Speech Recognition DeepSpeech Python* Demo

This demo shows Automatic Speech Recognition (ASR) with a pretrained Mozilla* DeepSpeech 0.8.2 model.

It works with version 0.6.1 as well, and should also work with other models trained with Mozilla DeepSpeech 0.6.x/0.7.x/0.8.x/0.9.x with ASCII alphabets.

How It Works

The application accepts

  • Mozilla* DeepSpeech 0.8.2 neural network in Intermediate Representation (IR) format,

  • n-gram language model file in kenlm quantized binary format, and

  • an audio file in PCM WAV 16 kHz mono format.

The application has two modes:

  • Normal mode (default). Audio data is streamed in 10 second chunks into a streaming pipeline of: computation of audio features, running a neural network to get per-frame character probabilities, and CTC decoding.
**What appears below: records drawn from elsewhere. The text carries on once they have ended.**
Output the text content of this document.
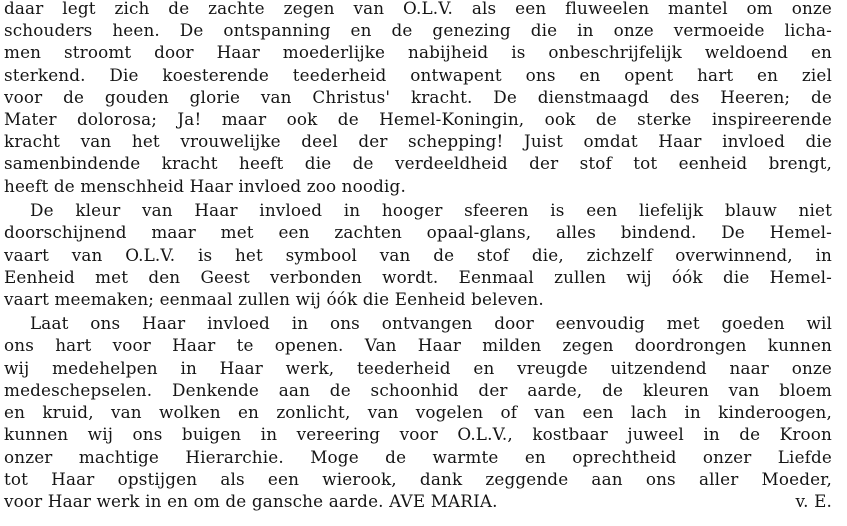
daar legt zich de zachte zegen van O.L.V. als een fluweelen mantel om onze
schouders heen. De ontspanning en de genezing die in onze vermoeide licha-
men stroomt door Haar moederlijke nabijheid is onbeschrijfelijk weldoend en
sterkend. Die koesterende teederheid ontwapent ons en opent hart en ziel
voor de gouden glorie van Christus' kracht. De dienstmaagd des Heeren; de
Mater dolorosa; Ja! maar ook de Hemel-Koningin, ook de sterke inspireerende
kracht van het vrouwelijke deel der schepping! Juist omdat Haar invloed die
samenbindende kracht heeft die de verdeeldheid der stof tot eenheid brengt,
heeft de menschheid Haar invloed zoo noodig.
De kleur van Haar invloed in hooger sfeeren is een liefelijk blauw niet
doorschijnend maar met een zachten opaal-glans, alles bindend. De Hemel-
vaart van O.L.V. is het symbool van de stof die, zichzelf overwinnend, in
Eenheid met den Geest verbonden wordt. Eenmaal zullen wij óók die Hemel-
vaart meemaken; eenmaal zullen wij óók die Eenheid beleven.
Laat ons Haar invloed in ons ontvangen door eenvoudig met goeden wil
ons hart voor Haar te openen. Van Haar milden zegen doordrongen kunnen
wij medehelpen in Haar werk, teederheid en vreugde uitzendend naar onze
medeschepselen. Denkende aan de schoonhid der aarde, de kleuren van bloem
en kruid, van wolken en zonlicht, van vogelen of van een lach in kinderoogen,
kunnen wij ons buigen in vereering voor O.L.V., kostbaar juweel in de Kroon
onzer machtige Hierarchie. Moge de warmte en oprechtheid onzer Liefde
tot Haar opstijgen als een wierook, dank zeggende aan ons aller Moeder,
voor Haar werk in en om de gansche aarde. AVE MARIA.	v. E.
After processing the whole file, the demo prints the decoded text and the time spent.

  • In simulated real-time mode the app simulates speech recognition of live recording by feeding audio data from input file and displaying the current partial result in a creeping line in console output. Data is fed at real-time speed by introducing the necessary delays. Audio data is fed in 0.32 sec chunks (size is controlled by --block-size option) into the same streaming pipeline. In this mode the pipeline provides updated recognition result after each data chunk.

Preparing to Run

The list of models supported by the demo is in <omz_dir>/demos/speech_recognition_deepspeech_demo/python/models.lst file. This file can be used as a parameter for Model Downloader and Converter to download and, if necessary, convert models to OpenVINO IR format (*.xml + *.bin). Don’t forget to configure Model Optimizer, which is a requirement for Model Downloader, as described in its documentation.

An example of using the Model Downloader:

omz_downloader --list models.lst

An example of using the Model Converter:

omz_converter --list models.lst

Please pay attention to the model license, Mozilla Public License 2.0.

Prerequisites

The demo depends on the ctcdecode_numpy Python extension module, which implements CTC decoding in C++ for faster decoding. Please refer to Open Model Zoo demos for instructions on how to build the extension module and prepare the environment for running the demo. Alternatively, instead of using cmake you can run python -m pip install . inside ctcdecode-numpy directory to build and install ctcdecode-numpy.

Supported Models

  • mozilla-deepspeech-0.6.1

  • mozilla-deepspeech-0.8.2

Please pay attention to the model license, Mozilla Public License 2.0.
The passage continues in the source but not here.